Frank Dougan, 91, of King’s Road, Horsham, was presented with the Legion d’Honneur at a special ceremony in Honfleur, Normandy, last week.
Frank was working as a delivery boy for a butchers’ shop - and was in the Home Guard - when he was called up and joined the Army in 1943.
He joined the 12th Devonshire Regiment and carried out his basic training at a camp in Wiltshire and went on to train as a gunner.
At the Normandy invasion, Frank sailed with the Landing Craft Infantry. “I got wet going ashore,” recalled Frank. “We should have taken our boots off as they became very heavy when waterlogged.”
His first major action was at Breville when the company commander was killed by a shell while standing just opposite from Frank.
Later Frank’s regiment moved along the Normandy coast and arrived at Honfleur where they were the first platoon to check if the area was clear of Germans.

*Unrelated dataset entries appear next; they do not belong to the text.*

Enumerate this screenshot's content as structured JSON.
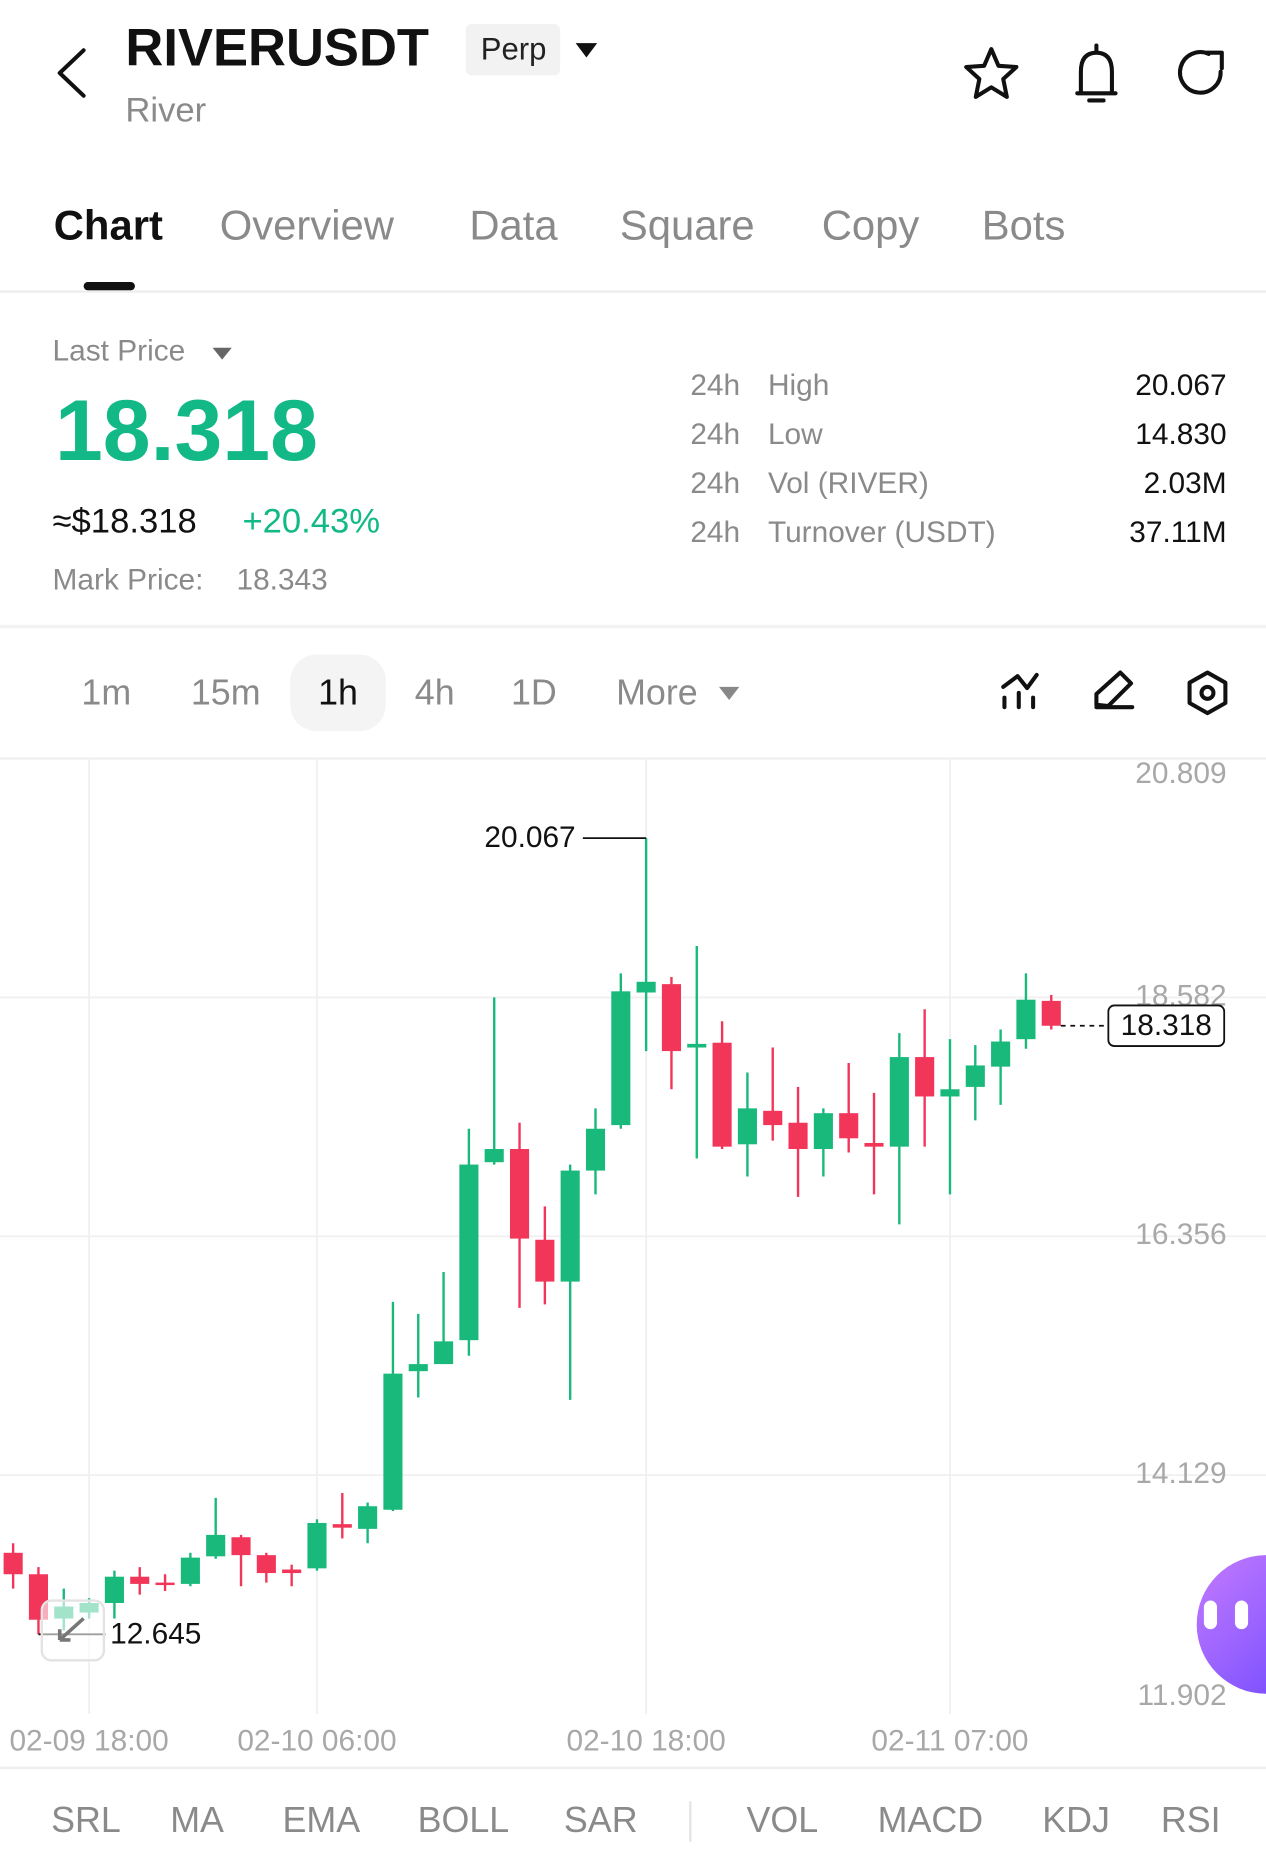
{
  "header": {
    "symbol": "RIVERUSDT",
    "badge": "Perp",
    "name": "River"
  },
  "tabs": [
    "Chart",
    "Overview",
    "Data",
    "Square",
    "Copy",
    "Bots"
  ],
  "price": {
    "label": "Last Price",
    "last": "18.318",
    "usd": "≈$18.318",
    "change": "+20.43%",
    "mark_label": "Mark Price:",
    "mark": "18.343"
  },
  "stats": [
    {
      "period": "24h",
      "label": "High",
      "value": "20.067"
    },
    {
      "period": "24h",
      "label": "Low",
      "value": "14.830"
    },
    {
      "period": "24h",
      "label": "Vol (RIVER)",
      "value": "2.03M"
    },
    {
      "period": "24h",
      "label": "Turnover (USDT)",
      "value": "37.11M"
    }
  ],
  "intervals": [
    "1m",
    "15m",
    "1h",
    "4h",
    "1D",
    "More"
  ],
  "indicators": [
    "SRL",
    "MA",
    "EMA",
    "BOLL",
    "SAR",
    "VOL",
    "MACD",
    "KDJ",
    "RSI"
  ],
  "chart_data": {
    "type": "candlestick",
    "categories": [
      null,
      null,
      null,
      "02-09 18:00",
      null,
      null,
      null,
      null,
      null,
      null,
      null,
      null,
      "02-10 06:00",
      null,
      null,
      null,
      null,
      null,
      null,
      null,
      null,
      null,
      null,
      null,
      null,
      "02-10 18:00",
      null,
      null,
      null,
      null,
      null,
      null,
      null,
      null,
      null,
      null,
      null,
      "02-11 07:00",
      null,
      null,
      null,
      null
    ],
    "open": [
      13.405,
      13.205,
      12.792,
      12.848,
      12.937,
      13.182,
      13.127,
      13.115,
      13.372,
      13.55,
      13.383,
      13.249,
      13.26,
      13.672,
      13.628,
      13.806,
      15.098,
      15.164,
      15.387,
      17.046,
      17.169,
      16.323,
      15.933,
      16.968,
      17.392,
      18.628,
      18.706,
      18.115,
      18.16,
      17.213,
      17.525,
      17.414,
      17.169,
      17.503,
      17.225,
      17.191,
      18.026,
      17.659,
      17.748,
      17.937,
      18.193,
      18.55
    ],
    "high": [
      13.494,
      13.271,
      13.071,
      12.982,
      13.238,
      13.271,
      13.205,
      13.405,
      13.917,
      13.572,
      13.405,
      13.294,
      13.717,
      13.962,
      13.873,
      15.744,
      15.632,
      16.022,
      17.358,
      18.583,
      17.414,
      16.634,
      17.024,
      17.548,
      18.806,
      20.067,
      18.772,
      19.062,
      18.36,
      17.882,
      18.115,
      17.748,
      17.548,
      17.971,
      17.692,
      18.249,
      18.472,
      18.193,
      18.138,
      18.283,
      18.806,
      18.605
    ],
    "low": [
      13.071,
      12.645,
      12.681,
      12.792,
      12.792,
      13.015,
      13.049,
      13.093,
      13.349,
      13.093,
      13.127,
      13.093,
      13.238,
      13.539,
      13.494,
      13.795,
      14.853,
      15.242,
      15.242,
      17.024,
      15.688,
      15.721,
      14.83,
      16.746,
      17.358,
      18.082,
      17.726,
      17.08,
      17.169,
      16.913,
      17.247,
      16.723,
      16.913,
      17.136,
      16.746,
      16.467,
      17.191,
      16.746,
      17.436,
      17.581,
      18.104,
      18.283
    ],
    "close": [
      13.205,
      12.781,
      12.904,
      12.937,
      13.182,
      13.115,
      13.104,
      13.36,
      13.572,
      13.383,
      13.216,
      13.216,
      13.683,
      13.639,
      13.839,
      15.075,
      15.164,
      15.376,
      17.024,
      17.169,
      16.334,
      15.933,
      16.968,
      17.358,
      18.639,
      18.728,
      18.082,
      18.149,
      17.191,
      17.548,
      17.392,
      17.169,
      17.503,
      17.269,
      17.191,
      18.026,
      17.659,
      17.726,
      17.948,
      18.171,
      18.561,
      18.318
    ],
    "ylim": [
      11.902,
      20.809
    ],
    "yticks": [
      20.809,
      18.582,
      16.356,
      14.129,
      11.902
    ],
    "up_color": "#19b97c",
    "down_color": "#f1365a",
    "grid": true
  }
}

In December 1944 Frank was sent to Ardennes where he had another close shave when a sniper fired at him. “I felt the bullet passing close by my face,” said Frank.
He completed his service in Hamburg as a military policeman.
After the war he married Joan and worked as a London bus inspector. The couple went on to have two children. Joan died in 2008 after 63 years of marriage.
But Frank’s proud family were with him when he received the Legion d’Honneur from Madame Nicole Ameline at a special ceremony at the Petit Grenier a Sel in Honfleur, Normandy.
Frank’s friend Bill Walker, from Eastbourne, was also honoured at the ceremony.